A morte dentro do útero

Texto de Sara Dias Oliveira

Um feto está numa situação de restrição de crescimento quando a sua estimativa de peso está abaixo do percentil 10 para a idade gestacional. A maioria dos casos é de causa placentária, isto é, provocados por um mau funcionamento da placenta. Nesses casos, o fluxo de sangue da mãe para o feto é comprometido, recebe pouco oxigénio e nutrientes, cresce menos do que seria esperar. E isso acontece em 10 a 15% de todas as gestações.

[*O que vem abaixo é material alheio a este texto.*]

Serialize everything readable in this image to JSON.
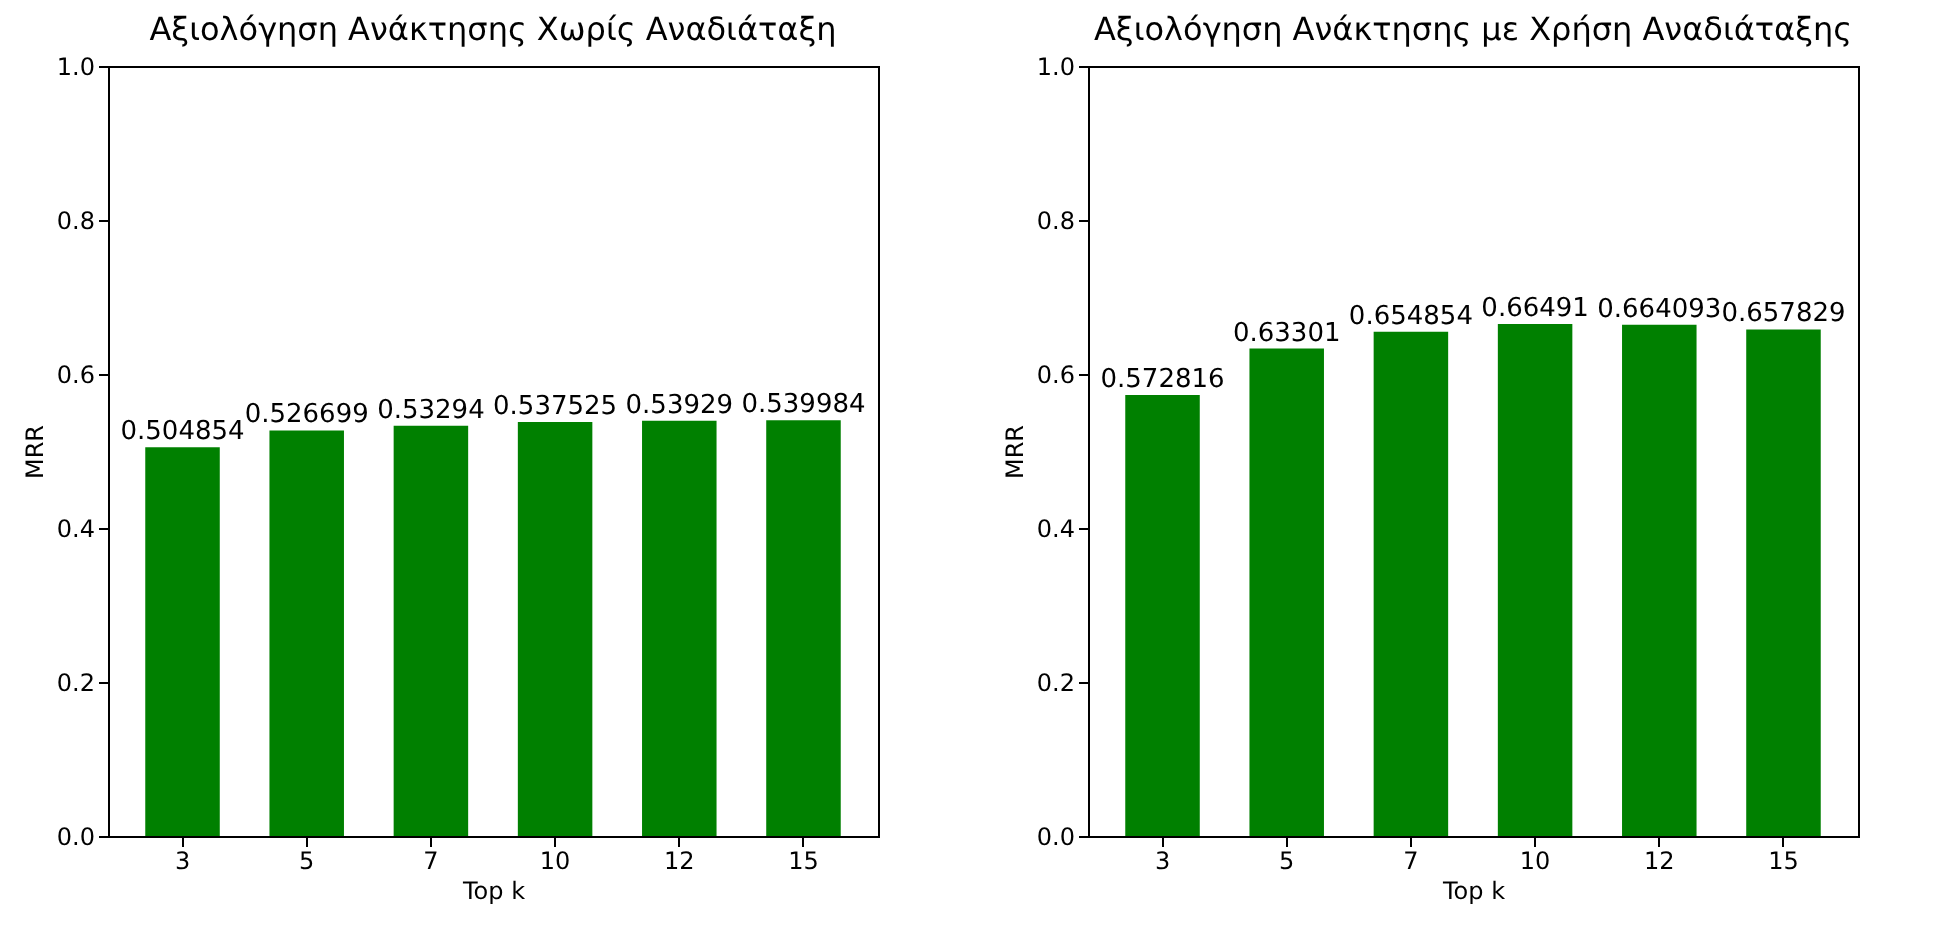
{
  "chart_data": [
    {
      "type": "bar",
      "title": "Αξιολόγηση Ανάκτησης Χωρίς Αναδιάταξη",
      "xlabel": "Top k",
      "ylabel": "MRR",
      "categories": [
        "3",
        "5",
        "7",
        "10",
        "12",
        "15"
      ],
      "values": [
        0.504854,
        0.526699,
        0.53294,
        0.537525,
        0.53929,
        0.539984
      ],
      "color": "#008000",
      "ylim": [
        0,
        1
      ],
      "yticks": [
        {
          "value": 0,
          "label": "0.0"
        },
        {
          "value": 0.2,
          "label": "0.2"
        },
        {
          "value": 0.4,
          "label": "0.4"
        },
        {
          "value": 0.6,
          "label": "0.6"
        },
        {
          "value": 0.8,
          "label": "0.8"
        },
        {
          "value": 1,
          "label": "1.0"
        }
      ],
      "data_labels": true,
      "grid": false
    },
    {
      "type": "bar",
      "title": "Αξιολόγηση Ανάκτησης με Χρήση Αναδιάταξης",
      "xlabel": "Top k",
      "ylabel": "MRR",
      "categories": [
        "3",
        "5",
        "7",
        "10",
        "12",
        "15"
      ],
      "values": [
        0.572816,
        0.63301,
        0.654854,
        0.66491,
        0.664093,
        0.657829
      ],
      "color": "#008000",
      "ylim": [
        0,
        1
      ],
      "yticks": [
        {
          "value": 0,
          "label": "0.0"
        },
        {
          "value": 0.2,
          "label": "0.2"
        },
        {
          "value": 0.4,
          "label": "0.4"
        },
        {
          "value": 0.6,
          "label": "0.6"
        },
        {
          "value": 0.8,
          "label": "0.8"
        },
        {
          "value": 1,
          "label": "1.0"
        }
      ],
      "data_labels": true,
      "grid": false
    }
  ]
}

Os bebés com restrição de crescimento fetal apresentam um risco aumentado de morte dentro do útero e os seus partos são, na maioria das vezes, programados prematuramente para tentar evitar esse perigo. A Maternidade Dr. Alfredo da Costa (MAC), em Lisboa, está debruçada sobre o assunto. Uma equipa médico-científica da maternidade, integrada no Centro Hospitalar Universitário Lisboa Central, vai estudar a fundo o problema e a sua proposta venceu a 1.ª edição do Prémio MSD de Investigação em Saúde, promovido pela MSD (Merck Sharp & Dohme) Portugal, empresa farmacêutica. São dez mil euros para a implementação do projeto.

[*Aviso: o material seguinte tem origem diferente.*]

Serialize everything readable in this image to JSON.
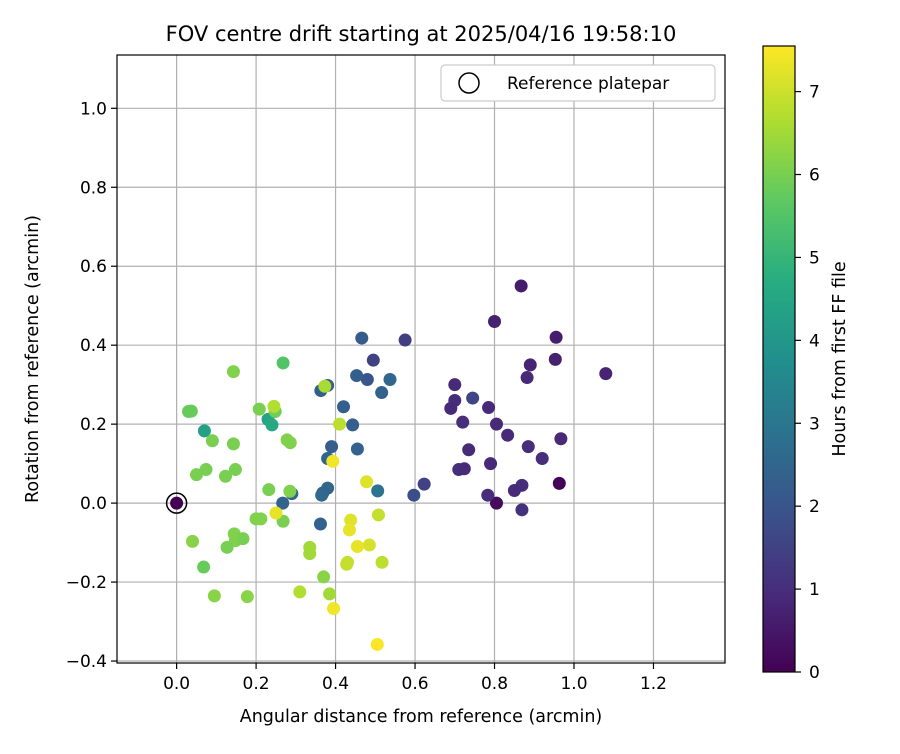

A restrição do crescimento fetal é a segunda principal causa de morte perinatal, está associada a 30% dos casos e é responsável por até 40% dos nascimentos prematuros induzidos

“Esta prematuridade está associada a importantes sequelas a curto prazo como défice visual e auditivo e patologia pulmonar. Além disso, a exposição in útero destes bebés a quantidades insuficientes de oxigénio e nutrientes leva a alterações que se manifestam a longo prazo como risco aumentado de hipertensão arterial, diabetes e outras doenças”, adianta a equipa liderada por Catarina Palma dos Reis, médica interna em Ginecologia/Obstetrícia da MAC. “As grávidas cujos fetos sofrem desta patologia têm ainda um risco elevado de vir a desenvolver pré-eclâmpsia, uma doença hipertensiva da gravidez que pode pôr em risco a vida da mãe e do feto”, acrescenta.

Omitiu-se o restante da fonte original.